Bassliner est un générateur de basslines MIDI signé Dreeemwave, un plug-in à 24 euros qui tourne en VST ou AU dans tous les grands DAW. Tu génères un motif, tu le retouches dans un piano roll, tu glisses le MIDI dans ton projet. Rien de neuf là-dedans. Ce que les créateurs répètent en 2026, c'est ce qu'il y a sous le capot : un algorithme né de six ans de recherche sur la perception mélodique, pas un modèle entraîné sur une pile de morceaux d'autrui. Puisqu'il n'y a pas de jeu d'entraînement, argumentent-ils, il n'y a pas d'ambiguïté de droits sur ce qui sort, et le MIDI t'appartient.

Il y a un an, ç'aurait été un détail. Avec Suno et Udio devant les tribunaux pour violation de droits et les boutiques qui se remplissent discrètement de morceaux d'IA, le "pas de l'IA" est devenu un argument qu'on peut afficher sur la boîte.

Comment génère-t-il une ligne, concrètement ?

Ce qu'il faut retenir, c'est User Input Awareness : tu déposes un clip MIDI en référence et le plug-in écrit des motifs qui suivent ta grille d'accords au lieu de deviner. Par-dessus, on trouve les réglages habituels pour orienter le résultat, algorithmes riff ou flat, gamme, nombre de mesures, complexité, de quoi le pousser vers ce que tu veux plutôt que de jouer aux dés. Il existe en bêta depuis fin 2024 et a été mis à jour depuis, et cette version est sortie avec le soutien de Cableguys.

Est-il vraiment différent de l'IA dont il se démarque ?

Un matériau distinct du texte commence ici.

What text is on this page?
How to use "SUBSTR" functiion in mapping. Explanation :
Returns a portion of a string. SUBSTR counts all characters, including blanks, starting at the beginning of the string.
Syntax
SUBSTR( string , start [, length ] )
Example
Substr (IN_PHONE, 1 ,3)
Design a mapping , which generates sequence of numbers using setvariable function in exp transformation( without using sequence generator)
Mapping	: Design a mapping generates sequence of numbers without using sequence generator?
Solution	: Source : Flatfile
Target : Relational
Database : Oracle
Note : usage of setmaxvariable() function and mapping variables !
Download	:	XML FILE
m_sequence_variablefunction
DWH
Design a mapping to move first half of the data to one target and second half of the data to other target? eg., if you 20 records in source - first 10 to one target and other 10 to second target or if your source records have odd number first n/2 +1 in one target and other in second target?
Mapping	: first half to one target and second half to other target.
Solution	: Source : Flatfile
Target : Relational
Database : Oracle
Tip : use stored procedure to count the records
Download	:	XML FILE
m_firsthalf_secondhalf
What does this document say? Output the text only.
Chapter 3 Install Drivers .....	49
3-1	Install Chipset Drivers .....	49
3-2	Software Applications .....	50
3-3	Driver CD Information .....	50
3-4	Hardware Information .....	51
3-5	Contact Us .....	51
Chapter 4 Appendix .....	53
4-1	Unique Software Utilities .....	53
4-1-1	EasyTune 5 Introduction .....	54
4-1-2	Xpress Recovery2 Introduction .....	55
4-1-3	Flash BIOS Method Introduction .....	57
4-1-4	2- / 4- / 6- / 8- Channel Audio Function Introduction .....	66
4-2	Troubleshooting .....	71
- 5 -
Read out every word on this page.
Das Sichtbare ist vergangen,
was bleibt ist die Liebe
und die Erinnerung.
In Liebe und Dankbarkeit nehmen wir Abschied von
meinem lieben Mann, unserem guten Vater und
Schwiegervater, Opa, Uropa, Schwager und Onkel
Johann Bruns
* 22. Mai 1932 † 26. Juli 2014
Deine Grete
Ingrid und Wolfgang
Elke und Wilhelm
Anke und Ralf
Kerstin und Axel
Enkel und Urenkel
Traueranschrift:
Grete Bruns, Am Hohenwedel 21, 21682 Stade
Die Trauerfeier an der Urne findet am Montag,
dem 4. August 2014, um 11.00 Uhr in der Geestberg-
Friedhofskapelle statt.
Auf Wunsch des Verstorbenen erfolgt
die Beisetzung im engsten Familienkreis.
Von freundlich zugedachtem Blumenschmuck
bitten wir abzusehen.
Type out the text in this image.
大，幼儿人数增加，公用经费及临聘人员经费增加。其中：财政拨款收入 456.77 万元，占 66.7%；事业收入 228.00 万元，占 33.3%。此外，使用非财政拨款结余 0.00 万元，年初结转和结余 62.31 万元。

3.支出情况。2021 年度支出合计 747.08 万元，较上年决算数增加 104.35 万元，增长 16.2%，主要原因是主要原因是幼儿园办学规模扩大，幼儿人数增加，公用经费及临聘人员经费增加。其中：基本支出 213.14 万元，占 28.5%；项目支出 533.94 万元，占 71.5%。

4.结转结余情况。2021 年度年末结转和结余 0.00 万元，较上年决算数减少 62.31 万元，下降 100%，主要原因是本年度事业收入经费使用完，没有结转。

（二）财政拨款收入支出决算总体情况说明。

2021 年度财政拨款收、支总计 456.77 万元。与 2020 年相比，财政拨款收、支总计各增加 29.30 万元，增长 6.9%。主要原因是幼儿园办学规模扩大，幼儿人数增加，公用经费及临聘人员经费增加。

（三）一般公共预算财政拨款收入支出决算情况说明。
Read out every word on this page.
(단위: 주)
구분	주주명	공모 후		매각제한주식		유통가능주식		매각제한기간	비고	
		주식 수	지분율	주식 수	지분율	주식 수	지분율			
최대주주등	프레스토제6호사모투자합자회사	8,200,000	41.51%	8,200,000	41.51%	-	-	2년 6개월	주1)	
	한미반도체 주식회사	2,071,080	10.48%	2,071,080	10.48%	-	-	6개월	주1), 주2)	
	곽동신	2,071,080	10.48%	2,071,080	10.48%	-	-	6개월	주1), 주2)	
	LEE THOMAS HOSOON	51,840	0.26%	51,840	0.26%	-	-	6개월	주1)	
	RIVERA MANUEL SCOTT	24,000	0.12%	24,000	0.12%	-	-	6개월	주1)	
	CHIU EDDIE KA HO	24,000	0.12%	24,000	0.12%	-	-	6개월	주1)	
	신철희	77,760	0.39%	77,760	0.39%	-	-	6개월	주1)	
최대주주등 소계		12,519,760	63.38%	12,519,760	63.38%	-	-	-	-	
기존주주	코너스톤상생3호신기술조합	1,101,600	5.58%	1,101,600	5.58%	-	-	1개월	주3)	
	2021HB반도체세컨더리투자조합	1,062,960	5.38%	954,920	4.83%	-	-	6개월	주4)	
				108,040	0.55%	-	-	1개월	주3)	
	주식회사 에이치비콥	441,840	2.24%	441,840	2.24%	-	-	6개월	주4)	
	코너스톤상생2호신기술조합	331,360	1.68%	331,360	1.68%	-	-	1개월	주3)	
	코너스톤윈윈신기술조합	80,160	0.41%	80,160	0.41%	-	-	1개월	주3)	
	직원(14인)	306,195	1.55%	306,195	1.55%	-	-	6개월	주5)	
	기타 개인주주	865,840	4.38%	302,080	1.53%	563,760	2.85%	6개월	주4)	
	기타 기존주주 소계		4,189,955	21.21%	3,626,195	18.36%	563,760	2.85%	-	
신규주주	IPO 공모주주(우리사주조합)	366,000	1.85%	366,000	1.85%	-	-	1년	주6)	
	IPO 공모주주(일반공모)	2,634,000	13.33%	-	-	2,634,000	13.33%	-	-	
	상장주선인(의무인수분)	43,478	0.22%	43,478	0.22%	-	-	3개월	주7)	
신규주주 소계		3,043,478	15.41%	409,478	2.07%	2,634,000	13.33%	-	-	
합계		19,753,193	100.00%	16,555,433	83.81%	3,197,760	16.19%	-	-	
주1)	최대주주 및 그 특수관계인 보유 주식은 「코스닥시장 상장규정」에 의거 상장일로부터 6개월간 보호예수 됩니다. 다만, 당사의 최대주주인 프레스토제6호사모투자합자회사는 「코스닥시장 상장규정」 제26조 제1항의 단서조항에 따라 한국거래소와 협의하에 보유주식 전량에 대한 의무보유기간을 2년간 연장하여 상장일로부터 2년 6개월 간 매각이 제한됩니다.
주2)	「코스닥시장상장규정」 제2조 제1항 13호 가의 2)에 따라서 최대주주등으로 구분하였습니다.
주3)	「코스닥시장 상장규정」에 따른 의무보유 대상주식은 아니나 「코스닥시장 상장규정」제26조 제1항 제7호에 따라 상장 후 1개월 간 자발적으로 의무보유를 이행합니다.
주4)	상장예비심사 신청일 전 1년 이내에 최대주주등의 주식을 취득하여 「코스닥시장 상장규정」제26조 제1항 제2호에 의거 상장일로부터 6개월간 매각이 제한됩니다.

Réponse honnête : un générateur à base de règles et un modèle neuronal te tendent tous deux des idées que tu n'as pas jouées. La différence qui compte vraiment pour les producteurs, c'est la provenance et les droits. Un algorithme fondé sur des maths n'a aucun jeu de données à licencier ou à défendre au tribunal, et tu possèdes le résultat sans tache.

Ce qui inquiète le milieu, ce n'est pas l'automatisation. C'est d'où vient la matière, et si tu as le droit de la garder.

Savoir si appeler ça "pas de l'IA" relève du principe ou du positionnement malin, c'est précisément le débat, et il est sain de l'avoir.